Edward Gunawan, author of ‘The Way Back’ • Courtesy

I see myself refracted in Edward Gunawan’s collection of poetry and prose, The Way Back. It made me feel less alone in confronting the slipperiness of identity and in my exploration of art-based healing.

I felt grief for pasts I didn’t even know to ask about; for situations where it may be too late to retrieve. I felt a tension of being policed in expressions of desire that jut against heterosexual norms; the ways that these expectations make contact with our bodies, and the empowering ways we can subvert this through art.

The Way Back conveys an elusiveness of identity and belonging. It refuses to simplify and stay put into neat categories of knowability, as if situated at a shifting crossroads within a field in flux. For each dimensionality of being, there are layers that perhaps become revealed on their own time; stories are “…skins / Peel them – off our backs” (p. 22).

There are allusions to powerful voices of the past, visionaries such as Audre Lorde, reverberating across space and time in pieces such as “auto-correct”: “red squiggly lines, double-underlined blue flags colonizing the pristine of my page. you kill what i’m yet to birth. new worlds through new words are not meant to fit easily to your rightrigidrules.”

A revelation of how colonial history remains deeply embedded in digital-aged tools, and a reminder that, as Lorde said, “poetry is not a luxury”, but rather, “the foundations for a future of change, a bridge across our fears of what has never been before.”

Notions of home and family are troubled; in pieces such as “Love Refugees,” “Insufferable Joy,” and “The Way Back,” Gunawan divulges the fluidity of these concepts and creates space within them for longing, disappointment, and celebration. The places where we yearn for containment and placement become muddied when migration, historical trauma, and loss swirl into the fold. But the opening of concealed pasts also creates room to reveal hidden resistances, traces of heritage looming in plain sight, as in a reflection on a cracked vase. Perhaps it’s all been there and we just needed to listen.
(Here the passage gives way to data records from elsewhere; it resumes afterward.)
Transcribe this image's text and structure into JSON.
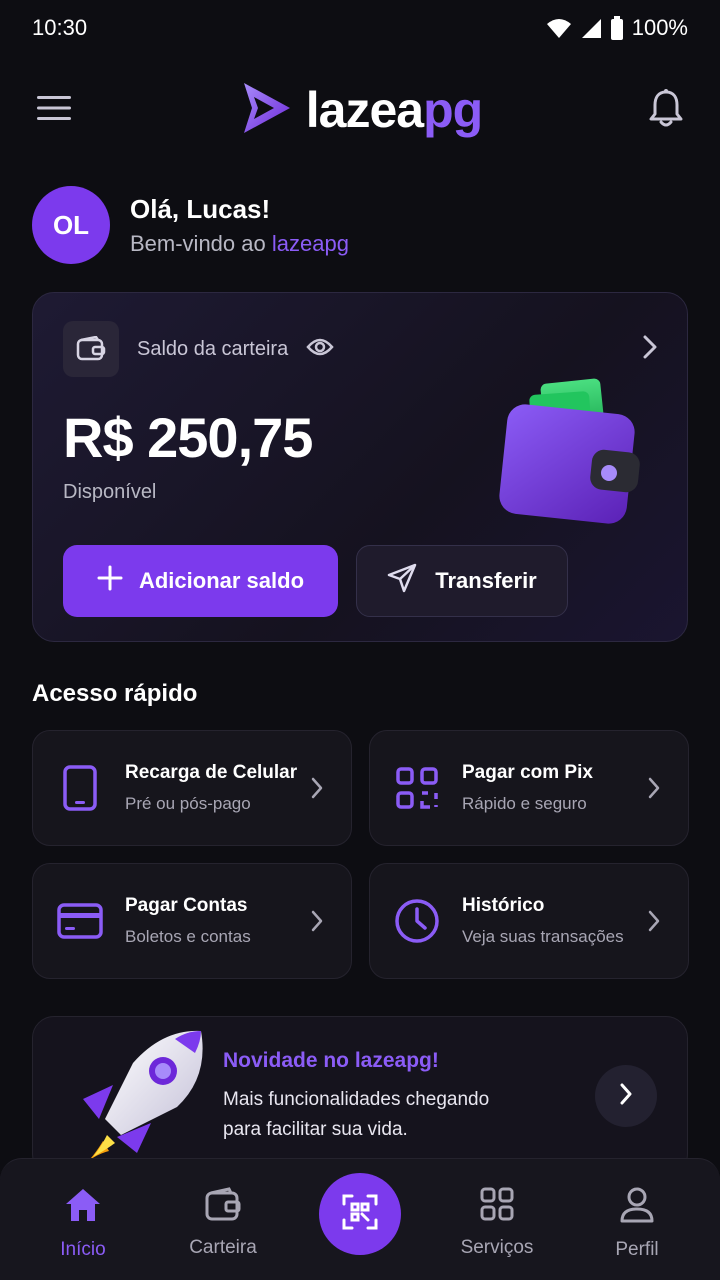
{
  "status_bar": {
    "time": "10:30",
    "battery": "100%"
  },
  "header": {
    "brand_part1": "lazea",
    "brand_part2": "pg"
  },
  "greeting": {
    "initials": "OL",
    "title": "Olá, Lucas!",
    "subtitle_prefix": "Bem-vindo ao ",
    "subtitle_brand": "lazeapg"
  },
  "wallet": {
    "label": "Saldo da carteira",
    "balance": "R$ 250,75",
    "status": "Disponível",
    "add_label": "Adicionar saldo",
    "transfer_label": "Transferir"
  },
  "quick_access": {
    "title": "Acesso rápido",
    "items": [
      {
        "title": "Recarga de Celular",
        "subtitle": "Pré ou pós-pago",
        "icon": "phone-icon"
      },
      {
        "title": "Pagar com Pix",
        "subtitle": "Rápido e seguro",
        "icon": "qr-code-icon"
      },
      {
        "title": "Pagar Contas",
        "subtitle": "Boletos e contas",
        "icon": "credit-card-icon"
      },
      {
        "title": "Histórico",
        "subtitle": "Veja suas transações",
        "icon": "clock-icon"
      }
    ]
  },
  "promo": {
    "title": "Novidade no lazeapg!",
    "text": "Mais funcionalidades chegando para facilitar sua vida."
  },
  "bottom_nav": {
    "items": [
      {
        "label": "Início",
        "icon": "home-icon",
        "active": true
      },
      {
        "label": "Carteira",
        "icon": "wallet-icon",
        "active": false
      },
      {
        "label": "Serviços",
        "icon": "grid-icon",
        "active": false
      },
      {
        "label": "Perfil",
        "icon": "user-icon",
        "active": false
      }
    ],
    "center_icon": "scan-icon"
  },
  "colors": {
    "accent": "#7c3aed",
    "accent_text": "#8b5cf6",
    "background": "#0d0d12"
  }
}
Woven through these shifting incantations of the self, there remains a question on love. In recognizing the immense richness of experience, a paradoxical juxtaposition of beauty and tragedy that nevertheless bears the residue of life, how can love contain all of this? In pieces such as “The Question Next Time,” “tap tap tap,” and “The Man on the Train,” love manifests in its profound mysteries, as a love of love itself, in its contradictions and incessant, processual nature that becomes apparent when we are inclined to make contact with it. We may not always notice love, but with space, time, and the shedding of our stories, perhaps we can unearth and release its boundlessness; spilling across borders, genres, and localities.

One wonders about the wisdom echoing through these words and pages; on art being a beacon from the past; an unsettling suggestion to root oneself in intrinsic abundance, to become and be an ocean. Perhaps one day we may feel what it is to have a sense of space and place for ourselves, on our own terms. To see ourselves in a place, rather than as a space that we conform to through a process of destructive erasure. In challenging ourselves, embracing our selves, we find a way; art responding to art in a process of uncovering; an unfolding, as poet Alexis Pauline Gumbs has said, of love.